L. Van Warren
Warren Design Vision
SkyTrains consist of linked systems of SkyBoxCars. A SkyBoxCar is a helium supported airship of moderate size, utilizing recent advances in materials technology. Each SkyBoxCar is solar and conventionally powered and can fly independently. Arrays of SkyBoxCars fly in formation to form SkyTrains. Characterized as "trains without tracks", SkyTrains can be used to deliver large amounts of cargo to both remote and metropolitan locations. SkyBoxCars are autonomously piloted using the global positioning system (GPS) and weather system data to optimize routing and navigation.
In a meeting, held in Mike deGyurky's office on September 7, 1989 a mega airlift capability was first discussed by the JPL system engineering group in Pasadena. Our group was captivated with the concept of large scale airships traveling at relatively high speed as a method of long haul large scale cargo delivery. This suggested enormous airships, taking advantage of recent material advances, to loft payloads of various kinds.
The motivation was to design a vehicle that could service global disasters such as famines, nuclear catastrophes and the like. There was fulminating concern about the disastrous melt-down at the Chernobyl Nuclear Power Generating facility in the Ukraine. There was a serious interest in proposing functional ways to arrest the spreading of radioactive contamination in the atmosphere in nuclear accidents. Functionally the vehicle would have to reach remote areas to deliver water, food, coverage materials and flame retardents.
Dependability and functionality are increased by using a set of redundant delivery vehicles. An ensemble of airships, linked together so as to minimize drag, increase reliability and simplify delivery logistics seemed an appropriate solution.
On the day that the term SkyTrain was first coined, Steve Nadis, a reporter for OMNI magazine had come to JPL to interview the author for other reasons and had come to see for himself the freeform brainstorming sessions that often manifested themselves in the systems engineering section, a remote downtown Pasadena outpost of JPL. Gathered that September day in were Nadis, deGyurky, the author, Leo Blume, and Brian Beckman.
On that particular September day the notion of the mega-airlift problem was raised and the discussion proceeded with its usual creative abandon. Beckman transcribed the discussion additively in real time via a white board, while Warren articulated the combination of a deGyurky's mega-airlift capability with the concept of a train that would fly.
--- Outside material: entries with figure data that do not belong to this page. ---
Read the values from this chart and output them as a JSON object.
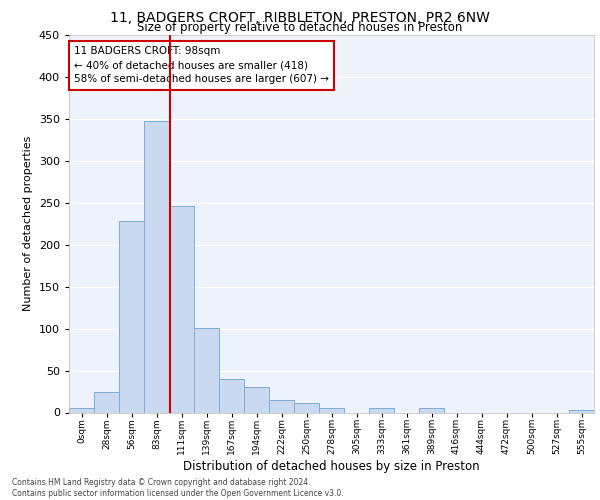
{
  "title1": "11, BADGERS CROFT, RIBBLETON, PRESTON, PR2 6NW",
  "title2": "Size of property relative to detached houses in Preston",
  "xlabel": "Distribution of detached houses by size in Preston",
  "ylabel": "Number of detached properties",
  "annotation_line1": "11 BADGERS CROFT: 98sqm",
  "annotation_line2": "← 40% of detached houses are smaller (418)",
  "annotation_line3": "58% of semi-detached houses are larger (607) →",
  "bar_labels": [
    "0sqm",
    "28sqm",
    "56sqm",
    "83sqm",
    "111sqm",
    "139sqm",
    "167sqm",
    "194sqm",
    "222sqm",
    "250sqm",
    "278sqm",
    "305sqm",
    "333sqm",
    "361sqm",
    "389sqm",
    "416sqm",
    "444sqm",
    "472sqm",
    "500sqm",
    "527sqm",
    "555sqm"
  ],
  "bar_values": [
    5,
    25,
    228,
    348,
    246,
    101,
    40,
    30,
    15,
    11,
    5,
    0,
    5,
    0,
    5,
    0,
    0,
    0,
    0,
    0,
    3
  ],
  "bar_color": "#c9d9f0",
  "bar_edge_color": "#7fadd4",
  "vline_color": "#cc0000",
  "annotation_box_color": "#cc0000",
  "background_color": "#eef2fb",
  "grid_color": "#ffffff",
  "footer1": "Contains HM Land Registry data © Crown copyright and database right 2024.",
  "footer2": "Contains public sector information licensed under the Open Government Licence v3.0.",
  "ylim": [
    0,
    450
  ],
  "yticks": [
    0,
    50,
    100,
    150,
    200,
    250,
    300,
    350,
    400,
    450
  ]
}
Blume contributed key questions and proposed solutions. Adding to the discussion was what each person brought to the table, Nadis's curiosity about future technology, Blume and Beckman as scientists and visionaries and Warren's preoccupation with flight systems.
JPL was and is not in the business of building airships, but was directly connected to an institution that was; The California Institute of Technology (CalTech). CalTech had been involved in Zeppelin research during the early 1930's. Theodore von Karman, a professor of aerodynamics at CalTech and a person who had participated in airship research in Germany (including the construction of the Zeppelin "Los Angeles" as part of wartime reparations to the US.) had proposed high speed dirigibles in his autobiography . This connection was first noted by deGyurky.
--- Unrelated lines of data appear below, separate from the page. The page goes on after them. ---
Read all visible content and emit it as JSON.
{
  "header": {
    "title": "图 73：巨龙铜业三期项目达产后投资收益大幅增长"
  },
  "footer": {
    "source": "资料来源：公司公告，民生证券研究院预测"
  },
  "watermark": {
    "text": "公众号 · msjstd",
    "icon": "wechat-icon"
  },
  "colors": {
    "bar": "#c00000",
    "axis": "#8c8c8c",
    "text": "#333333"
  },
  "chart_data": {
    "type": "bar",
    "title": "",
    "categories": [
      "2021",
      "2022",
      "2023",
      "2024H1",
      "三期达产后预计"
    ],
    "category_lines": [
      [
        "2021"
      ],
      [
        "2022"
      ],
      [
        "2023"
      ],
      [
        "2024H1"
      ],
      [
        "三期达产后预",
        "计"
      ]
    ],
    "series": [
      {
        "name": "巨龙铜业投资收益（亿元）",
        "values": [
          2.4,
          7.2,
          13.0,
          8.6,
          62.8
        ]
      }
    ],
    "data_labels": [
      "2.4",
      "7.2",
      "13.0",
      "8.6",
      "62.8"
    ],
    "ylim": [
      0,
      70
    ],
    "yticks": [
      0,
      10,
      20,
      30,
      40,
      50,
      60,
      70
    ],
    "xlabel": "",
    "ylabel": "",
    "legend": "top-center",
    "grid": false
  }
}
There were a number of design questions that arose and a number of which remained unanswered at the time. Among them, how would the system be powered? Elements of the SkyTrain could be covered with new ultra light weight solar cells to the point of being completely solar powered. A conventionally fueled backup would be necessary for staging operations. The 1994 analysis showed that this would reduce the pure solar SkyTrain cruising speed to around 43 mph, suitable for agricultural point to point applications, scenic cruises, and limited air rescue.
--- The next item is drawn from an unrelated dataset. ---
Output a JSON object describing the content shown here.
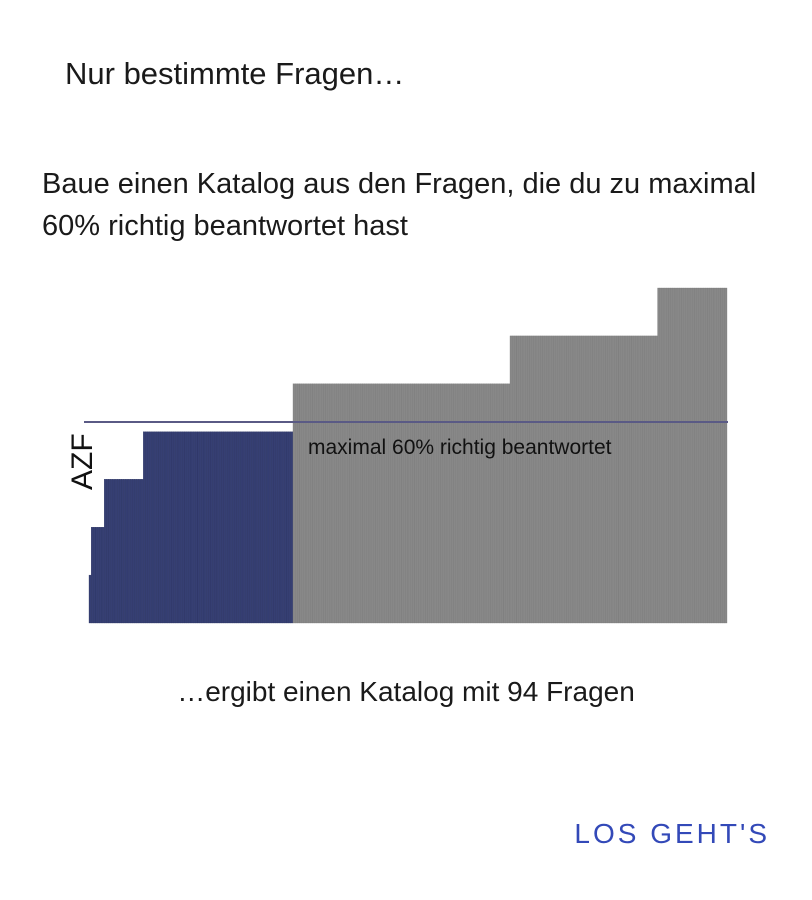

The first SkyBoxCar analyzed was a small technology demonstrator. It was sized so that 50% of its buoyant capacity was used for lifting cargo. As a demonstrator, it would fly at relatively low altitudes and would be unable to take advantage of favorable clines in wind and solar irradiance. It would cruise at 31,000 feet at a speed of 30.7 miles per hour with a cargo capacity of 4000 pounds. It would be 125 feet long and would cost $2.5 million dollars.
The second SkyBoxCar analyzed corresponded to that of a Mack truck. It was sized to carry 45,000 pounds of payload. This increase in scale produced an efficiency increase to 74% compared to the 50% of its smaller sibling. It would cruise at 31,500 feet at a speed of approximately 43.4 mph. At 244 feet long it is four fifths the length of a football field. It would cost approximately $9,485,000.
In the interest of sheer immensity, a third SkyBoxCar was modeled with a cargo capacity 45,000 metric tons. This radical increase in size produces an efficiency increase to 98% compared to the 74% of its smaller sibling. Like its sibling however it would cruise at 33,500 feet at a speed of 43.4 mph. At 2900 feet long, it would be over half a mile in length and would cost a little over 1.3 billion dollars. A SkyBoxCar of this size violates the concept of bite-sized chunks, but is of academic interest because of its lifting efficiency and flight envelope.
In spite of the reduction of cruise speed to 43 mph, the almost completely pollution free operation would seem to make SkyTrains an important capability for the 21st century.